Do the residuals appear to be uncorrelated and normally distributed?

5. Produce forecasts for the test data

fc <- fit |>
  forecast(new_data = anti_join(myseries, myseries_train))
fc |> autoplot(myseries)

6. Compare the accuracy of your forecasts against the actual values.

fit |> accuracy()
fc |> accuracy(myseries)

7. How sensitive are the accuracy measures to the amount of training data used?

Solution

The cell below pulls the data referenced in the exercise description:

set.seed(42)
myseries <- aus_retail |>
  filter(`Series ID` == sample(aus_retail$`Series ID`,1))

Next, a training set produced that only includes those observations made before 2011:

myseries_train <- myseries |>
  filter(year(Month) < 2011)

The plot below reveals that the data has been properly split, with the training data only being visible up until 2011.

autoplot(myseries, Turnover) +
  autolayer(myseries_train, Turnover, colour = "red")

We can now train and produce SNAIVE() model using the training data:

fit <- myseries_train |>
  model(SNAIVE(Turnover))

The cell below produces the residual plots needed to evaluate the quality of the forecasting model selection:

fit |> gg_tsresiduals()

## Warning: Removed 12 rows containing missing values or values outside the scale range
## (`geom_line()`).

## Warning: Removed 12 rows containing missing values or values outside the scale range
## (`geom_point()`).

## Warning: Removed 12 rows containing non-finite outside the scale range
## (`stat_bin()`).

In this case, while the residuals appear close to having a normal distribution, but are most definitely correlated with themselves (the ACF plot is past the bounds of significance for almost all lag values).

Next, the cell below plots the forecast made using the training data against the actual observed values:

fc <- fit |>
  forecast(new_data = anti_join(myseries, myseries_train))

## Joining with `by = join_by(State, Industry, `Series ID`, Month, Turnover)`

fc |> autoplot(myseries)

The accuracy score (using the RMSE, or root mean squared error) of the model on both the training and test (forecast) data is outputted below:

# train set accuracy
accuracy(fc, myseries)$RMSE

## [1] 9.108427

# test set accuracy 
accuracy(fit)$RMSE

## [1] 5.671408

The error is clearly smaller on the training data compared to the test data. This makes sense given the above plot: the forecast did not accuractely capture the upwards trend of the actual test data.
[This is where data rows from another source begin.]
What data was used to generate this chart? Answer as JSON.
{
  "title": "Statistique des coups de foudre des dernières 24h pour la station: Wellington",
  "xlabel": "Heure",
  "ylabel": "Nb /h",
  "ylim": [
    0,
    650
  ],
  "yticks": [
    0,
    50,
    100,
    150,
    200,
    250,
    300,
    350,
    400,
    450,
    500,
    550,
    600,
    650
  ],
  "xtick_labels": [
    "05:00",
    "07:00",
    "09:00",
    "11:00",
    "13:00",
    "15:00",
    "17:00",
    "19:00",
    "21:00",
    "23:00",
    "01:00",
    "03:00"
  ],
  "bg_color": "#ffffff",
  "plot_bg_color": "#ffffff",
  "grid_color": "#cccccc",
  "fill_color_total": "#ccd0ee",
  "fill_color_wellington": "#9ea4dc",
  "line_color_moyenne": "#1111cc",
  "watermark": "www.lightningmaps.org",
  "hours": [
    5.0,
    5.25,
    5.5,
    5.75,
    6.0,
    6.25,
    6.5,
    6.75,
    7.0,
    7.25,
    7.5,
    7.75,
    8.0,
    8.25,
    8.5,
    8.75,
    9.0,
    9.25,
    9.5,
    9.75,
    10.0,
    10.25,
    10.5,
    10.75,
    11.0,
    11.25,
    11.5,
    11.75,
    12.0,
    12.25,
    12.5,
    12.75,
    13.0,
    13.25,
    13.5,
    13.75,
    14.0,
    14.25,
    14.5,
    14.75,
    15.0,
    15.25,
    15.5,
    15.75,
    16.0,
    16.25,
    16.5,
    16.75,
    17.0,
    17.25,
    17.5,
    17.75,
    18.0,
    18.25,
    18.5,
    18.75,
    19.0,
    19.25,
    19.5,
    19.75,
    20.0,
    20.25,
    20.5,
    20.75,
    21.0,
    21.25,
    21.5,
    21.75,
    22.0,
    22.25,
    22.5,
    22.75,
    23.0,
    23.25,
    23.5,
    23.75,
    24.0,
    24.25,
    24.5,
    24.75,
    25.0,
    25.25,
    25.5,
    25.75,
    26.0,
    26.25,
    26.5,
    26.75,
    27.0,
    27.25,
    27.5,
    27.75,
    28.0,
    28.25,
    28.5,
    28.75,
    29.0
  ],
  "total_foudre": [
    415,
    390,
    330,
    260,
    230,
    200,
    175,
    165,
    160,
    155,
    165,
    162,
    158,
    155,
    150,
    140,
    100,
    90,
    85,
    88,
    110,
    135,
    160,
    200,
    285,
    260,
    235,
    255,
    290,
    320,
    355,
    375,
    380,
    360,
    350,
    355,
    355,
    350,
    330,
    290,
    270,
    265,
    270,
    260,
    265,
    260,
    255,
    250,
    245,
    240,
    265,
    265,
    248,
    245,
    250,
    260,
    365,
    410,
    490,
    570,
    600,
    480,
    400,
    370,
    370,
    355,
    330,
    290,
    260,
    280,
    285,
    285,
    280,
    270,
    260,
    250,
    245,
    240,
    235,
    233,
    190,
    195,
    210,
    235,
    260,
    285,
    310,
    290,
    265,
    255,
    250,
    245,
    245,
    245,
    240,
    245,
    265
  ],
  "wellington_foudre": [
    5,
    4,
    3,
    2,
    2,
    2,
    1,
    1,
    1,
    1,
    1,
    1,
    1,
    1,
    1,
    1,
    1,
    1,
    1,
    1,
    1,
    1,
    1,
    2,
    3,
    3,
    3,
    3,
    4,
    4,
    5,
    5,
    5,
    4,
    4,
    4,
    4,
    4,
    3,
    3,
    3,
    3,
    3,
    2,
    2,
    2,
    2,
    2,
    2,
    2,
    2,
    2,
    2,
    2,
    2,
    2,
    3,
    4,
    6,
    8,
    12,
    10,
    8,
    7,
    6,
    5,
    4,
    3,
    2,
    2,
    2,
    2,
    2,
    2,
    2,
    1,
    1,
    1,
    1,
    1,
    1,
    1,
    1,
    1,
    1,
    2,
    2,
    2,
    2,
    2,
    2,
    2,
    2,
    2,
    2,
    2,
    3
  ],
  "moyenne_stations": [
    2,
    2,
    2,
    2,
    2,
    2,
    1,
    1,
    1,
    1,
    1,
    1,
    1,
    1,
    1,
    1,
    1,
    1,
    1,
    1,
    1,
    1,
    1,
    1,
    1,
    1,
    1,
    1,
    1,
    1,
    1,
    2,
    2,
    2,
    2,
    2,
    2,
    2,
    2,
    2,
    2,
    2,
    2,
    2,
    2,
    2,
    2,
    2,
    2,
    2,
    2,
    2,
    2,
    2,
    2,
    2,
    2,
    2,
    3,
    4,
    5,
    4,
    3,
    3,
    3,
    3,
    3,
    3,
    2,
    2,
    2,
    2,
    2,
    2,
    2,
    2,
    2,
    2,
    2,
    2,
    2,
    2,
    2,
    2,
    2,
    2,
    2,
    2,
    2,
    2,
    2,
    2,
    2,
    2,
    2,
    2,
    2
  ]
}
To see how the accuracy scores change with the amount of training data used, the cell below determines the test set and training set accuracy using different training set sizes:

acc_scores <- matrix(nrow = 0, ncol = 3)  # Initially no rows, 3 columns


for(i in 1985:2018){
  myseries_train <- myseries |>
    filter(year(Month) < i)
  train_data_size <- dim(myseries_train)[1]
  fit <- myseries_train |>
    model(SNAIVE(Turnover))
  fc <- fit |>
    forecast(new_data = anti_join(myseries, myseries_train))
  test_acc <- accuracy(fc, myseries)$RMSE
  train_acc <- accuracy(fit)$RMSE
  new_row <- c(train_data_size, train_acc, test_acc)
  acc_scores <- rbind(acc_scores, new_row)
}

acc_scores <- as.data.frame(acc_scores)
colnames(acc_scores) <- c('size', 'Train Data RMSE', 'Test Data RMSE')
rownames(acc_scores) <- NULL

The results are plotted using the cell below

acc_scores %>%
  pivot_longer(c('Train Data RMSE', 'Test Data RMSE'), names_to = 'Legend') %>%
    ggplot(aes(x=size, y=value, color=Legend)) + geom_line() +
  labs(
    title = "Training vs. Testing Accuracy: SNAIVE",
    x = 'Training Data Observations',
    y = 'RMSE' 
  )

We see that in general the test set accuracy (or the accuracy of the forecast) decreases as more training data is provided. This is due to the fact that the forecast period is shorter, and likely more representative of the period immediately following the end of the test set observations. The opposite is true for train set accuracy, in which the error increases as the train set size increases. This is because the training set contains more data overall, increasing the likelihood that the fitted values will eventually deviate from the actual observations.